Crypto Volatility Is Now Less Than That of Stocks
While it may not seem like it, bitcoin and its many altcoin cousins have been much more stable and are steadier as of late when compared to their stock counterparts. Shares in companies continue to take heavy dips in recent weeks, while many main staples of crypto are holding their ground despite trading at considerably lesser prices than the all-time highs they achieved in late 2021.
Clara Medalie – head of research at Kaiko – explained in a recent interview:
Bitcoin volatility is at multi-year lows, while equity volatility is only at its lowest level since July. Equity markets have certainly been volatile over the past few months due to high inflation, an appreciating dollar, rising interest rates, and the ongoing war and energy crisis. The data suggests cryptocurrency markets are less reactive to volatile macro events than they were earlier on in the year, whereas equity markets have remained highly sensitive.
The digital currency space has been experiencing its most bearish conditions in years. The arena lost more than $2 trillion in overall valuation over the past few months alone, while assets like bitcoin – the world’s number one crypto by market cap – have experienced losses exceeding 70 percent from the all-time highs they witnessed last November.
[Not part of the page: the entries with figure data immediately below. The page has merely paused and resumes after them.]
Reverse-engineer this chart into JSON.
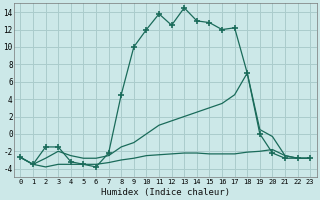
{
  "xlabel": "Humidex (Indice chaleur)",
  "bg_color": "#cce8e8",
  "grid_color": "#aacccc",
  "line_color": "#1a6b5a",
  "xlim": [
    -0.5,
    23.5
  ],
  "ylim": [
    -5,
    15
  ],
  "yticks": [
    -4,
    -2,
    0,
    2,
    4,
    6,
    8,
    10,
    12,
    14
  ],
  "xticks": [
    0,
    1,
    2,
    3,
    4,
    5,
    6,
    7,
    8,
    9,
    10,
    11,
    12,
    13,
    14,
    15,
    16,
    17,
    18,
    19,
    20,
    21,
    22,
    23
  ],
  "line1_x": [
    0,
    1,
    2,
    3,
    4,
    5,
    6,
    7,
    8,
    9,
    10,
    11,
    12,
    13,
    14,
    15,
    16,
    17,
    18,
    19,
    20,
    21,
    22,
    23
  ],
  "line1_y": [
    -2.7,
    -3.5,
    -3.8,
    -3.5,
    -3.5,
    -3.5,
    -3.5,
    -3.3,
    -3.0,
    -2.8,
    -2.5,
    -2.4,
    -2.3,
    -2.2,
    -2.2,
    -2.3,
    -2.3,
    -2.3,
    -2.1,
    -2.0,
    -1.8,
    -2.5,
    -2.8,
    -2.8
  ],
  "line2_x": [
    0,
    1,
    2,
    3,
    4,
    5,
    6,
    7,
    8,
    9,
    10,
    11,
    12,
    13,
    14,
    15,
    16,
    17,
    18,
    19,
    20,
    21,
    22,
    23
  ],
  "line2_y": [
    -2.7,
    -3.5,
    -1.5,
    -1.5,
    -3.2,
    -3.5,
    -3.8,
    -2.2,
    4.5,
    10.0,
    12.0,
    13.8,
    12.5,
    14.5,
    13.0,
    12.8,
    12.0,
    12.2,
    7.0,
    0.0,
    -2.2,
    -2.8,
    -2.8,
    -2.8
  ],
  "line3_x": [
    0,
    1,
    2,
    3,
    4,
    5,
    6,
    7,
    8,
    9,
    10,
    11,
    12,
    13,
    14,
    15,
    16,
    17,
    18,
    19,
    20,
    21,
    22,
    23
  ],
  "line3_y": [
    -2.7,
    -3.5,
    -2.8,
    -2.0,
    -2.5,
    -2.8,
    -2.8,
    -2.5,
    -1.5,
    -1.0,
    0.0,
    1.0,
    1.5,
    2.0,
    2.5,
    3.0,
    3.5,
    4.5,
    7.0,
    0.5,
    -0.3,
    -2.5,
    -2.8,
    -2.8
  ]
}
During that time, bitcoin was trading at a whopping $68,000 per unit, though at the time of writing, the currency is struggling to maintain a position in the low $19K range. It’s a sad and ugly sight to see.
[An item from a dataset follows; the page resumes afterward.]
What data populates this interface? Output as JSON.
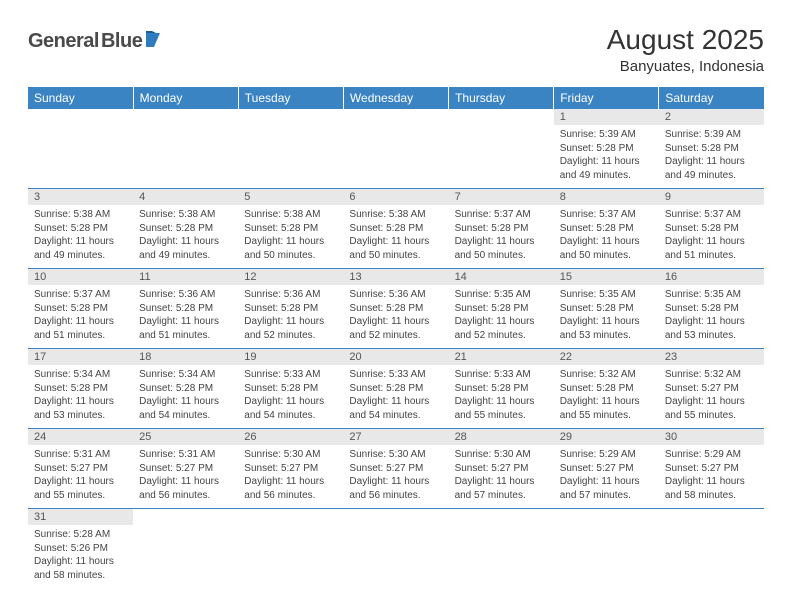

And yet despite all the gloom and doom that’s occurred over the past 12 months, it appears crypto is doing much better than the stock market, which at press time, is far more speculative and more prone to price swings. At least with crypto, traders have an idea of where things will be, while stock players remain as vulnerable as ever. Who would have ever thought this could occur?
People Should Remain Cautious
Despite this relatively good news, the crypto market and the rest of the financial industry remain completely fragile, with Yuya Hasegawa – a crypto market analyst at the Japanese digital currency exchange Bit Bank – mentioning in a statement:
Even though we have seen some signs of declining housing market demands and slower inflation this week, the market is on high alert for next month’s FOMC meeting and ignoring the economic data that could justify a more cautious approach to rate hikes. We will likely not see any big movement until the meeting. However, the area around $19,000 will likely continue to be support for the price of bitcoin.